(Posted May 16, 2024) With nothing new from the opinion mill on Ninth Street today, let’s see what’s happening in the appellate world.


New treatise

I learned this week that Justice Steve McCullough has written a book, Virginia Constitutional Law. It’s published by Lexis and is available in hard copy, as an e-book, or as part of your Lexis subscription. As I understand it, the last treatise to cover our constitution was Prof. Dick Howard’s, written half a century ago, so this comes at a good time.

I couldn’t resist checking to see if the book contains a section on substantive due process, a topic on which Justice McCullough’s views and mine diverge. He had some sharp words for the doctrine in a concurring opinion in Palmer v. Atlantic Coast Pipeline, 293 Va. 573 (2017), underscoring that while federal law may recognize the doctrine, the Virginia constitution doesn’t. I noted that while the book does cite Palmer, that passage isn’t in the section on SDP and he doesn’t repeat the critique here.

I commend the book to you, but I have one bit of practical advice. If you choose to cite it in an appeal to the Supreme Court of Virginia, resist the urge to look at him in oral argument and remind him that he wrote the text that you’re relying on. He already knows who wrote the book, and you’ll come across as pandering.


Those sexy appellate bonds

Dan Huckabay of Court Surety Bond Agency has posted a short essay on common problems with appellate bonds. It’s unmistakably a marketing piece for his (quite excellent) company, but I recommend that you read it anyway, for some added perspective on this under-discussed topic.


Recent SCV writ grants

If you look carefully at what at first seems like dry material, you can sometimes find some interesting stories. In this vein, I bring you the writs-granted page of the SCV’s website.

The most recent set of writ panels convened on April 2. Since then, the court has posted eight writ grants on its web page.

One of these, Cridler-Smith v. Director, comes from a habeas-appeal petition filed way back in late June 2023. The Supreme Court heard the writ argument in February and granted the appeal a week ago, on May 9. Most of that long delay resulted from slow work by the Loudoun County Circuit Court Clerk, who didn’t forward the record to Richmond for almost nine months.

Another recent grant, Josephson v. Commonwealth, received a writ on April 30 without, as far as I can tell, appearing on the writ-panel docket. It looks like the court reviewed the petition for appeal and decided immediately that it was worth granting.

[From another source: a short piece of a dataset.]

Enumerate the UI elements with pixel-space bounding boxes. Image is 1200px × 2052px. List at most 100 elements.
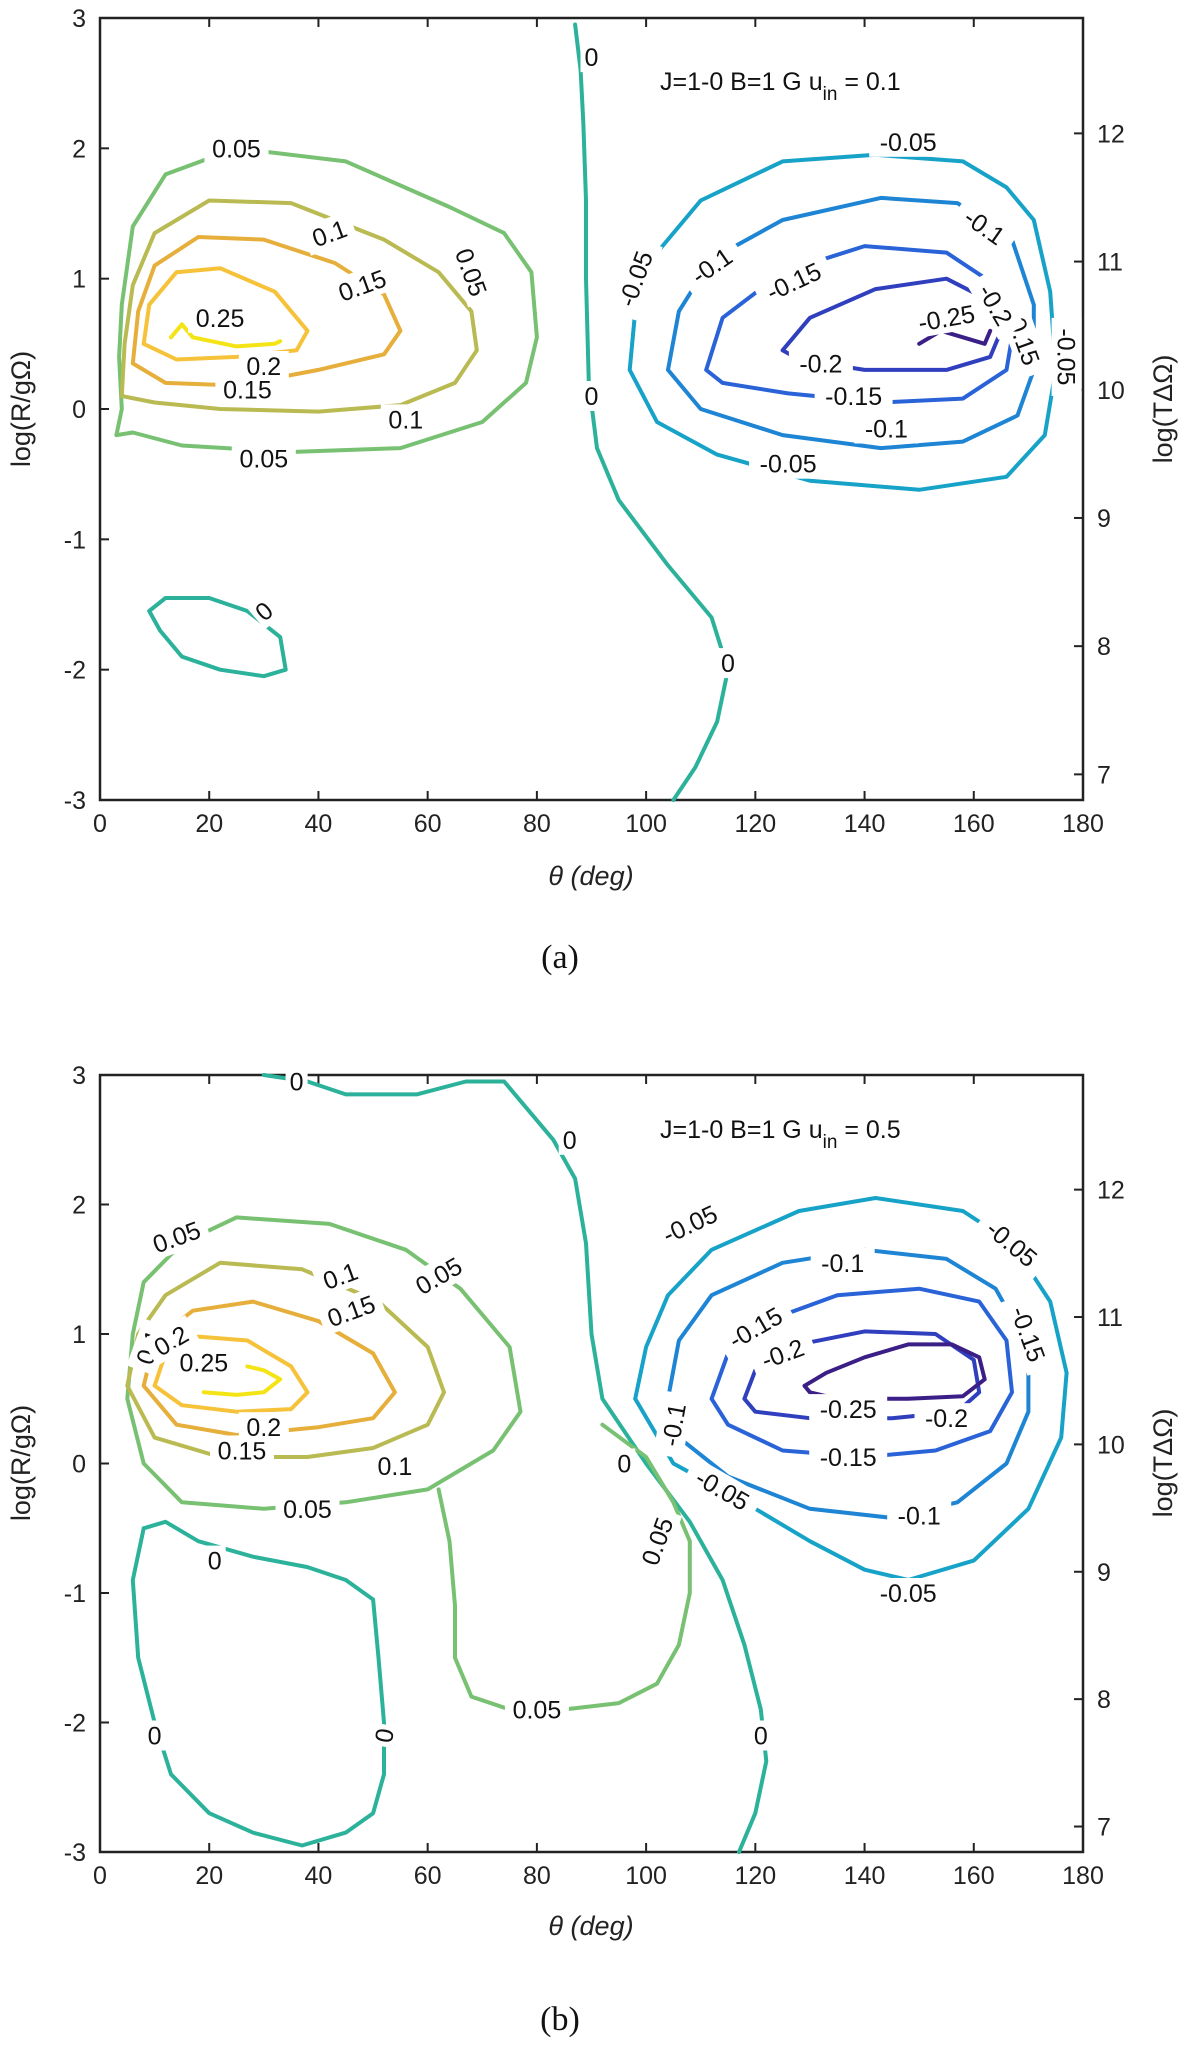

The justices also granted an appeal in the unemployment-insurance case of Amazon Logistics v. VEC, on the question whether Amazon’s flex drivers – folks who supplement normal truck-based Amazon deliveries – are employees or independent contractors.

I was surprised to note that the Supreme Court’s case-information page shows that in four of the six criminal writ grants, the Commonwealth didn’t file a brief in opposition. That may be a system glitch, because in my experience, the OAG is careful to file briefs at the stage where the appellee has the most leverage.

Finally, one of the appeals, Baez v. Commonwealth, portends a ruling on the admissibility of police body-camera footage. I’m definitely not a criminal-law jock, but this looks to me like an interesting question.


The historical context of writ grants

Of the eight recent grants, six appear to be either criminal or habeas appeals. For the year, we’ve seen nine criminal/habeas writs and six in civil appeals. I note that we thus have 15 grants from the first two (out of six) writ-panel sessions of the year. That extrapolates to something like 45 grants over the course of the year.

I’ll post a more fulsome essay on the SCV’s statistics soon, but for now, I’ll put that pace of 45 grants in context. Last year, the court received 956 new filings and granted 36 writs, an overall grant rate of 3.8%. Ten years ago, in 2014, we saw 1,918 new filings and 131 grants, for 6.8%. Twenty years ago, in 2004, there were 2,976 new filings and 174 grants, which comes to 5.8%. And thirty years ago, we saw 2,240 new cases and 337 grants – a whopping 15% grant rate.

You want more numbers? I’m your man. In 1984, the court received 1,582 new cases and granted 259 writs (16.4%). In 1974, the numbers were 212 grants out of 1,256 filings, for 16.9%. In 1964, there were 798 filings and 229 grants, or 28.7%. And 1954 – that’s as far as I can go back on this ten-year cycle – the court took in just 304 new filings and granted 132 writs for an astounding 43.4% grant rate.

I emphatically do not have the power of foresight; if I did, I’d be picking lottery numbers instead of posting this analysis, and I’d get far fewer Death Stares from The Boss. But my imperfect future vision tells me that you should expect this tiny grant rate to become the new normal. The justices of the Supreme Court of Virginia have simply decided to grant fewer appeals; they’ve chosen to hear fewer cases on the merits. If you’re appealing to the Court of Appeals of Virginia, you’d better make the most of that opportunity, because the SCV is handing out writs with historically small tweezers now.